Garcinia talbotii is a large tree in the family Clusiaceae and is endemic to the Western Ghats of India. The tree has yellow latex, and can attain a height of 25 m and girth up to 2.2 m. This species was first reported from Gairsoppah Ghats in North Kanara of Karanataka district.

== Description ==
The leaves of this tree are simple and opposite. The petiole length is about 0.5-2 cm and lamina size range is 7-15 × 3-7 cm.

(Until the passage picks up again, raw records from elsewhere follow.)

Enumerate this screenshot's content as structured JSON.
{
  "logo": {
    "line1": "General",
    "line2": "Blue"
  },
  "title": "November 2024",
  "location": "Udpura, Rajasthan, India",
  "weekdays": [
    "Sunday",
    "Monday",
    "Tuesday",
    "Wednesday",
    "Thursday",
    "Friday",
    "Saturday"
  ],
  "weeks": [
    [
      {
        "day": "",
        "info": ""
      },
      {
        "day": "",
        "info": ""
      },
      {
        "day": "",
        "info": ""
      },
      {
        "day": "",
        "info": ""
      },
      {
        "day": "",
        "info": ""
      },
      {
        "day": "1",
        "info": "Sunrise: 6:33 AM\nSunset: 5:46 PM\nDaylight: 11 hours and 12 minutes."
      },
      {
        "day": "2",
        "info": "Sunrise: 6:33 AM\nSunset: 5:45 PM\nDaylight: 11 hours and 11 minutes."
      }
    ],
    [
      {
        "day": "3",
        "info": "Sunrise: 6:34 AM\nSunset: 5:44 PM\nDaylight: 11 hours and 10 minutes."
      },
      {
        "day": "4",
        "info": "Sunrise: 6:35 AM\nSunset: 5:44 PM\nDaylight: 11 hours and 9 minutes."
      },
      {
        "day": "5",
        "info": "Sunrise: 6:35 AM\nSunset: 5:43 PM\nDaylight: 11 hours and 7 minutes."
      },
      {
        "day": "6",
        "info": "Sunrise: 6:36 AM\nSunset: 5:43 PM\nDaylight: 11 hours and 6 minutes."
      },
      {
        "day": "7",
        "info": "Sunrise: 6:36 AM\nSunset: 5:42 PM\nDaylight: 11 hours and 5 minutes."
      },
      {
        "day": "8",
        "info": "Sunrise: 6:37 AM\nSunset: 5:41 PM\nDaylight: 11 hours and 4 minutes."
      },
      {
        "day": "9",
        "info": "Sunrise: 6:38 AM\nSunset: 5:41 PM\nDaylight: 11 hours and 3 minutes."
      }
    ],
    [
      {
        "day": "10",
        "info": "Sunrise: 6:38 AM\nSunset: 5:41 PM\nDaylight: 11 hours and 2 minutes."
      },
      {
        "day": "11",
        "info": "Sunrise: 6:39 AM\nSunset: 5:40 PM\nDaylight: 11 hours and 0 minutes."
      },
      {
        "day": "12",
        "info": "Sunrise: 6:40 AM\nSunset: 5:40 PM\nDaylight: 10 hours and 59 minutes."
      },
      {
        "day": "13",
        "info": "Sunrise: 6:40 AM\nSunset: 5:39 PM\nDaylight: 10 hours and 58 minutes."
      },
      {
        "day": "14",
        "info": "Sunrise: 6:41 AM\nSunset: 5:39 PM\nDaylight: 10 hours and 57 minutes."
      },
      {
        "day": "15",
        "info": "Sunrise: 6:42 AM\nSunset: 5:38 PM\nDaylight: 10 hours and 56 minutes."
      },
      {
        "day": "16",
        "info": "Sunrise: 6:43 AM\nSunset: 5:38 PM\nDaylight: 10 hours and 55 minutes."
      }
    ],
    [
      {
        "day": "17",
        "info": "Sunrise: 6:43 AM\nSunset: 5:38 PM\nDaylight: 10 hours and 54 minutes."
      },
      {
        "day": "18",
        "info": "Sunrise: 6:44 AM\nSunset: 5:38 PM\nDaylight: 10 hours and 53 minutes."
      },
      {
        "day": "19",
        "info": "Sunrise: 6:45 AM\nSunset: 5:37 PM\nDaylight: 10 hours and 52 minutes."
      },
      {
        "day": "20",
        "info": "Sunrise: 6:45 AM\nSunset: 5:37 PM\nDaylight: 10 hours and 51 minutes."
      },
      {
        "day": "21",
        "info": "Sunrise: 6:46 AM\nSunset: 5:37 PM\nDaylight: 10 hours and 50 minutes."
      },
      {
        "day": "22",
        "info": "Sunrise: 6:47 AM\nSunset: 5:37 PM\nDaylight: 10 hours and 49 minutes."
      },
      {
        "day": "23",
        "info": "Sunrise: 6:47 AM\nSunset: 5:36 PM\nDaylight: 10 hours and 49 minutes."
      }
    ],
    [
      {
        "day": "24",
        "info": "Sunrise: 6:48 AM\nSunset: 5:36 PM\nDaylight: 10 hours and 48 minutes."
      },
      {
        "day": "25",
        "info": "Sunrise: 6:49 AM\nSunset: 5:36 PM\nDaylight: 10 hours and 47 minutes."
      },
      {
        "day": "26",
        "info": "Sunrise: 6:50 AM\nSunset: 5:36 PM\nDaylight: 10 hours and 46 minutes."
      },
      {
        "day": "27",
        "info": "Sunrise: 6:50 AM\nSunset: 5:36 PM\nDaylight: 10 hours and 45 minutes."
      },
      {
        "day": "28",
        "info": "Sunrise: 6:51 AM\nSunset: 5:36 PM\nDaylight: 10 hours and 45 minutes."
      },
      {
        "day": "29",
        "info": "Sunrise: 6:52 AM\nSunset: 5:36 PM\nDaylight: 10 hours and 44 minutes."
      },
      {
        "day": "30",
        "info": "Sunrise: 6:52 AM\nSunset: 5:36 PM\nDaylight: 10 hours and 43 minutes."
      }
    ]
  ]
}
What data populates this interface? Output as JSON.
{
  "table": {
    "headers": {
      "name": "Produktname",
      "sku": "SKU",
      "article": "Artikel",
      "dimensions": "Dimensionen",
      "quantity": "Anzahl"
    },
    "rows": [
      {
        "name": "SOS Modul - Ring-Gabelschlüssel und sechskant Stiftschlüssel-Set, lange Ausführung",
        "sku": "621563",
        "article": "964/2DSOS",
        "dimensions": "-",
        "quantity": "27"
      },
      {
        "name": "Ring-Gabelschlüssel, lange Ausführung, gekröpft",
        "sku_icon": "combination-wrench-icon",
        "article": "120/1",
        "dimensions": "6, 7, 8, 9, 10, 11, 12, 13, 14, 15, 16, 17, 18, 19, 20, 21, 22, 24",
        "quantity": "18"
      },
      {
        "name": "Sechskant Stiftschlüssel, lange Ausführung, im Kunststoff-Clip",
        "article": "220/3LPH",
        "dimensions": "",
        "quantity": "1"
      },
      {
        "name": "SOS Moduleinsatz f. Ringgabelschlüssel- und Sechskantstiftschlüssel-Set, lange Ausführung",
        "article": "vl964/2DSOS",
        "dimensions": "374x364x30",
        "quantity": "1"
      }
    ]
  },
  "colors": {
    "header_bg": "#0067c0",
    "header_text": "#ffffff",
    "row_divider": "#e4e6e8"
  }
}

The leaf shape can be considered as elliptic or ovate. Twelve to fifteen pairs of parallel secondary nerves can be seen on the leaves. Flowers are yellow, dioecious, and seen in axillary clusters. Fruits are globose, smooth, and 5 cm in diameter.

== Distribution ==
This is a common sub-canopy tree seen throughout the low and medium elevation evergreen forests. It's found at elevations of 250-1100 m. In India, it is distributed across Goa, Karnataka, Kerala and Maharashtra districts

== Reproduction ==
This is a dioecious tree with separate male and female plants. The flowering and fruiting of this tree occurs between January and June. Pollination is entomophilous, or cleistogamy, or allogamy.

== Uses ==
The fruits of this species are edible and are used in curries. It also yields an inferior quality yellow gum that is used in folk medicine.